GMCR was on its way down, off its September 2011 peak price of $110, before Einhorn said anything. For GMCR, the fall was horrid. The price was below $30 by the start of the new year 2012.

It didn't start recovering for more than a year. In September 2012, its patent on its K-cups expired. This was a critical part of Einhorn's original argument: the intellectual property was the moat keeping competitors away. Those neat little pods let you brew coffee one cup at a time in your kitchen, (or in a hotel suite) and people were willing to pay premium prices for that convenience. After September 2012 had passed and the patent protection was lost: at least that loss had been further discounted into price. The sword of Damocles had fallen.

Stock markets look forward, never back, so after that expiration was a fait accompli, the possibility of a price recovery lay open.  

One fairly obvious means of recovery was to create an improved form of the K-cup, patent the improvements, and of course sell the new machines that can use the new improvements. Accordingly, as early as September 27, GMCR was making announcements like this, "Green Mountain Coffee Roasters Inc. expands its line of Keurig Vue Brewers."

Replacing the old moat with a new one.
By November 8th, it was announcing that it had revolutionized at-home espresso with another new system.
 
That was what the market wanted to hear, and its turn-around began soon thereafter. It still hasn't returned to those late-summer-2011 levels, but it has gotten to $80, but its price did get to $80 before a recent pull-back.

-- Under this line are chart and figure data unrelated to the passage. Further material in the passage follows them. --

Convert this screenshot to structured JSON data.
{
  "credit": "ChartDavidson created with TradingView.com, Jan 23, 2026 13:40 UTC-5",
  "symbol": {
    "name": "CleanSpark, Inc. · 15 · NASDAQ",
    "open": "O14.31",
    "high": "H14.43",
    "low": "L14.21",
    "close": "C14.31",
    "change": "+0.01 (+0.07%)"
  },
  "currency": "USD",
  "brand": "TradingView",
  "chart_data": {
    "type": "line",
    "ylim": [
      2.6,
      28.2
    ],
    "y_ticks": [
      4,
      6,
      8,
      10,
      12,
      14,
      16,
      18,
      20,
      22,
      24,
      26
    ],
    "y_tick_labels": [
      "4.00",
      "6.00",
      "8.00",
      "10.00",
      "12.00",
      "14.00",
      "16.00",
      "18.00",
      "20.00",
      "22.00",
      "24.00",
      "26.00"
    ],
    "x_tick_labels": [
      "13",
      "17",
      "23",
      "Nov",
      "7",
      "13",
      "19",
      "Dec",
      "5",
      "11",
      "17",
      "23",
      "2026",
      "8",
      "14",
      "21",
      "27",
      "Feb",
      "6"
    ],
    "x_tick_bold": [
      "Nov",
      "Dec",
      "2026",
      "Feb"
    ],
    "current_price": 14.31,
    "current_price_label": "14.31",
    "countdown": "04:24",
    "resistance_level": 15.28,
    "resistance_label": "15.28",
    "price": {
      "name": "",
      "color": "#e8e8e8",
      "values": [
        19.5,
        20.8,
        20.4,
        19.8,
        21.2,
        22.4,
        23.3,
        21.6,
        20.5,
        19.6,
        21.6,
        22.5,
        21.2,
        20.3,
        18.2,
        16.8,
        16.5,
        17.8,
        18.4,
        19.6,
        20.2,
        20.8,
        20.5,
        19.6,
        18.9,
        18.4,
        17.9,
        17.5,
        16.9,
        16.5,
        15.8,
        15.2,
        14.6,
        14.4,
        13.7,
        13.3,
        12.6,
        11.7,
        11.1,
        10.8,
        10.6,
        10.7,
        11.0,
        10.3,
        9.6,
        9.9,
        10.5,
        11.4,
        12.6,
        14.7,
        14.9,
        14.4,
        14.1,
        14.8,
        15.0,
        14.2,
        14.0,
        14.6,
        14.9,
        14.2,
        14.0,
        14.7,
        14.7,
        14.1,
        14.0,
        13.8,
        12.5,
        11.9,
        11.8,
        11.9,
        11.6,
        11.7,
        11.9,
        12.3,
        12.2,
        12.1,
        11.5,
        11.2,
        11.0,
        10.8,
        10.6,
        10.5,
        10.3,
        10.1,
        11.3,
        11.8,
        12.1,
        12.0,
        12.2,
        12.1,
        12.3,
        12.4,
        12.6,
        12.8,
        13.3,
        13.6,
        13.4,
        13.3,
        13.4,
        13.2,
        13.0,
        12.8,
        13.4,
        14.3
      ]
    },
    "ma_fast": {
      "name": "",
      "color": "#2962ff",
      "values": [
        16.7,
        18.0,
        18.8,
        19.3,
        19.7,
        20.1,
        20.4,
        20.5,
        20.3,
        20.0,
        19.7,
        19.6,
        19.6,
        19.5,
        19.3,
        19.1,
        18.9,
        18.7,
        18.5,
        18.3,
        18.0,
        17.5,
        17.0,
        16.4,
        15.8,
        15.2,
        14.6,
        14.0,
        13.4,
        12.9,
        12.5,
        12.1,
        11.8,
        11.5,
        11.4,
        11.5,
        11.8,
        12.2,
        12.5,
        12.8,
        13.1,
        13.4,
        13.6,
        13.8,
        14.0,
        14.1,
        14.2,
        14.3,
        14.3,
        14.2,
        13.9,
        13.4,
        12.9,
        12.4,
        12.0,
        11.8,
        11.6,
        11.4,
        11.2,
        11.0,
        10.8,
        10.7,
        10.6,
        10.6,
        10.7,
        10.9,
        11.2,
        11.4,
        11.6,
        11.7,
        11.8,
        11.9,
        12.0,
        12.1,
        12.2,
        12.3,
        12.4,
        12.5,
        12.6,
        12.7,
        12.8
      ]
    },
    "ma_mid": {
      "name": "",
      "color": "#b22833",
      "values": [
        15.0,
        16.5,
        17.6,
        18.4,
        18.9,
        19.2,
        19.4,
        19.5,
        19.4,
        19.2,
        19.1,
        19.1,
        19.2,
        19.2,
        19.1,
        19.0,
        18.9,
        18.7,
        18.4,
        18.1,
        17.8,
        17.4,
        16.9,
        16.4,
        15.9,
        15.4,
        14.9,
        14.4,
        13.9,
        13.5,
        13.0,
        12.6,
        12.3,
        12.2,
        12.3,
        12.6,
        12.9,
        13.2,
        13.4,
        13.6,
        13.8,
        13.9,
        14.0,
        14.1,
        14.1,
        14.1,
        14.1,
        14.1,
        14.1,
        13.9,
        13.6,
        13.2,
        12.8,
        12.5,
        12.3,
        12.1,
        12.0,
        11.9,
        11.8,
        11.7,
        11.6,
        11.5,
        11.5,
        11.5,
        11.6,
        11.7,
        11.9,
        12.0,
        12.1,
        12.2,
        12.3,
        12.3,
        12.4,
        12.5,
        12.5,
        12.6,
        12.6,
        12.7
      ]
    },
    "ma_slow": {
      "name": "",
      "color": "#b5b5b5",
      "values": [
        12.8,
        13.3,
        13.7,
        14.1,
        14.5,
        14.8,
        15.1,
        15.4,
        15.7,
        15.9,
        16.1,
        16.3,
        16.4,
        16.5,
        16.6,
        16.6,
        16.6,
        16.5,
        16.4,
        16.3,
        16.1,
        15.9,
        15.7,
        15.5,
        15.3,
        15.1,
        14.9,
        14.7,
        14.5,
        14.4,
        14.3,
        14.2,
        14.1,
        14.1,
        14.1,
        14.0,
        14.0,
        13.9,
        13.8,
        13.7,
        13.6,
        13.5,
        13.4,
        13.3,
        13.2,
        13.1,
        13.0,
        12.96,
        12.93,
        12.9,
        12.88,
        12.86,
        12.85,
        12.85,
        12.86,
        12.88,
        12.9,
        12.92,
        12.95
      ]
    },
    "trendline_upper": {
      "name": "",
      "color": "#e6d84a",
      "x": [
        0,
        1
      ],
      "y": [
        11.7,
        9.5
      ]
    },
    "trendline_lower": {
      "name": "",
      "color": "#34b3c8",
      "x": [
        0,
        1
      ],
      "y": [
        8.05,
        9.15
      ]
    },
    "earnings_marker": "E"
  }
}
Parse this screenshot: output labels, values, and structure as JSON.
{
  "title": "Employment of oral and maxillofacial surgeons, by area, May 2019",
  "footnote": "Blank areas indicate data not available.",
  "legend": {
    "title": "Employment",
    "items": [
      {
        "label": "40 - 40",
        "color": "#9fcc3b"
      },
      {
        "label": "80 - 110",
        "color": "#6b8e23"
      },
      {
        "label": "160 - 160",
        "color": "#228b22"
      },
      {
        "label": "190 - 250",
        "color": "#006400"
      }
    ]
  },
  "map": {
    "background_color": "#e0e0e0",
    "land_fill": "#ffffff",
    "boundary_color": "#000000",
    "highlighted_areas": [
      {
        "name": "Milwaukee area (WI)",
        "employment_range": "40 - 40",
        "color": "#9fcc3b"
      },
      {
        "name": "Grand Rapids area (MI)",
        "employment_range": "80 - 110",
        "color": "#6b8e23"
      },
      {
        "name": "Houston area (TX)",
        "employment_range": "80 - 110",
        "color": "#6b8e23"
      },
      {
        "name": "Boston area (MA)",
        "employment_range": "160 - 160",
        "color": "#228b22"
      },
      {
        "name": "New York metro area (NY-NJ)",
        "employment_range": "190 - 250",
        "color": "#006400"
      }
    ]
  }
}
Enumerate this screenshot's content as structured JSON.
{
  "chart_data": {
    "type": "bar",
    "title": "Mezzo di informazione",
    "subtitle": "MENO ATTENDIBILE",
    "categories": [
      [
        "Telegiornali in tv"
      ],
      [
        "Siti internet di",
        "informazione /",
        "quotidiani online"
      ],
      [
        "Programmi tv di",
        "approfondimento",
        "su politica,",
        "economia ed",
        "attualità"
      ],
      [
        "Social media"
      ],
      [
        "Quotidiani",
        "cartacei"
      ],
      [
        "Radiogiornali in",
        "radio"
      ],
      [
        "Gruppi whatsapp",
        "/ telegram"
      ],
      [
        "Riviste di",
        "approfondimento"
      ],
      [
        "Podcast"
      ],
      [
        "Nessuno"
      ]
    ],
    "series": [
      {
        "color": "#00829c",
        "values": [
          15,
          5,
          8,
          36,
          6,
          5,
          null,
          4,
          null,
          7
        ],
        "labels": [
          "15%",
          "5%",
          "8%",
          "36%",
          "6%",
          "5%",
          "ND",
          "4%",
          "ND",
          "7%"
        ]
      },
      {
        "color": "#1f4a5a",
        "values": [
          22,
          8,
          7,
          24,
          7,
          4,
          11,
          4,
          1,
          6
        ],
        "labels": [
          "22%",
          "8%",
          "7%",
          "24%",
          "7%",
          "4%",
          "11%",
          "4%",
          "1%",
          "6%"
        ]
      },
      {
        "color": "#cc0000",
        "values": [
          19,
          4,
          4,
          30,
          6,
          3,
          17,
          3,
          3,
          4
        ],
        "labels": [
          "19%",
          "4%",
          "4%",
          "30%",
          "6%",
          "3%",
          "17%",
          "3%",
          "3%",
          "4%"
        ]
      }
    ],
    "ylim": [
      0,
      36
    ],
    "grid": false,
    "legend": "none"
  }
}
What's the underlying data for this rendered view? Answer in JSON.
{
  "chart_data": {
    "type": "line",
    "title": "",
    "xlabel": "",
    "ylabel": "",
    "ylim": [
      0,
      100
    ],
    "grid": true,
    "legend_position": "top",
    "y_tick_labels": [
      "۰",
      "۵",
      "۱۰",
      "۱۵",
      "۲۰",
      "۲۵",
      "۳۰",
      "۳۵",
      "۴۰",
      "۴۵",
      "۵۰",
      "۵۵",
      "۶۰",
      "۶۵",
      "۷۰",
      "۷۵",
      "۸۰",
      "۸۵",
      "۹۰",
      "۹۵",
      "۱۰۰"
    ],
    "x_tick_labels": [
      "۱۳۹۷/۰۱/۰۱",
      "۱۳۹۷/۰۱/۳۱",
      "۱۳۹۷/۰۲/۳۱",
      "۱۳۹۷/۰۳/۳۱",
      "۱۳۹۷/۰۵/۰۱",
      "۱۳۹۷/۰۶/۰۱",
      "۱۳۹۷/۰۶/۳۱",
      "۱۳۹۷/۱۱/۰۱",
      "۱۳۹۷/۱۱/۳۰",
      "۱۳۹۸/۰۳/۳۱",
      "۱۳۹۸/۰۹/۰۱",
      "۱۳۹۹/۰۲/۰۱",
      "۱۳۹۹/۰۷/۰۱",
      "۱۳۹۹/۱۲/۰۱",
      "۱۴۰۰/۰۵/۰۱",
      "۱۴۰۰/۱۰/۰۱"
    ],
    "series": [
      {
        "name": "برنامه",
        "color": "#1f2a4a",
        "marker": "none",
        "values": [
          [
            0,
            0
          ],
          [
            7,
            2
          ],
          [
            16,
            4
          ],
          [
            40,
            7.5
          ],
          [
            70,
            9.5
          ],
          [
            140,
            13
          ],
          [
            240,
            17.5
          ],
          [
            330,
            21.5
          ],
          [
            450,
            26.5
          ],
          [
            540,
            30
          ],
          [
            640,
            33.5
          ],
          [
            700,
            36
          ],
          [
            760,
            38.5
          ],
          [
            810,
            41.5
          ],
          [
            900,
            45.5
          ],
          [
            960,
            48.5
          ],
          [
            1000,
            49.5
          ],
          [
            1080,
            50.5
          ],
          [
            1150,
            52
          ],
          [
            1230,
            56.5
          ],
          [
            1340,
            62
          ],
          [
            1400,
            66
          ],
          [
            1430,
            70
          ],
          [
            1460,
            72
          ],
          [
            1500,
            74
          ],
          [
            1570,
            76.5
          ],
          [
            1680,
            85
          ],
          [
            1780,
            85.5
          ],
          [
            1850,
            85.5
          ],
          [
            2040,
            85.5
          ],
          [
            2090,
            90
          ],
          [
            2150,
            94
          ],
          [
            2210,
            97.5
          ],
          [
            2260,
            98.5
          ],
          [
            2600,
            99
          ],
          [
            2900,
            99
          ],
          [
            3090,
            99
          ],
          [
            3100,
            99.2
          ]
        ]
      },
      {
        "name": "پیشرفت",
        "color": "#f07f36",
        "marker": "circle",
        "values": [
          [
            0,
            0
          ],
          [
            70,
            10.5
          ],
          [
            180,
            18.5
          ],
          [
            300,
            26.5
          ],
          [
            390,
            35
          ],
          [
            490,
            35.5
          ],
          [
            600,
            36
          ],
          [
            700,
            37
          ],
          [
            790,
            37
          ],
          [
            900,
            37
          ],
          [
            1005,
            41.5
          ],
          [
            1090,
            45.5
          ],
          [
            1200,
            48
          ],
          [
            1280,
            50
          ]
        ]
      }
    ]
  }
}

So ... what? Three things:

1) Einhorn was right within the timeframe he had in mind, and I'm sure he made good money onhis well-timed pessimism

2) Longer-term buy-and-hold investors may feel some vindication: their stock didn't go to zero, and their company may have a lot of productivity left in it

3) IP is incredibly important in the business world today, both in the getting and in the losing, and in the tricky business of putting such a moat back in place once you've lost it.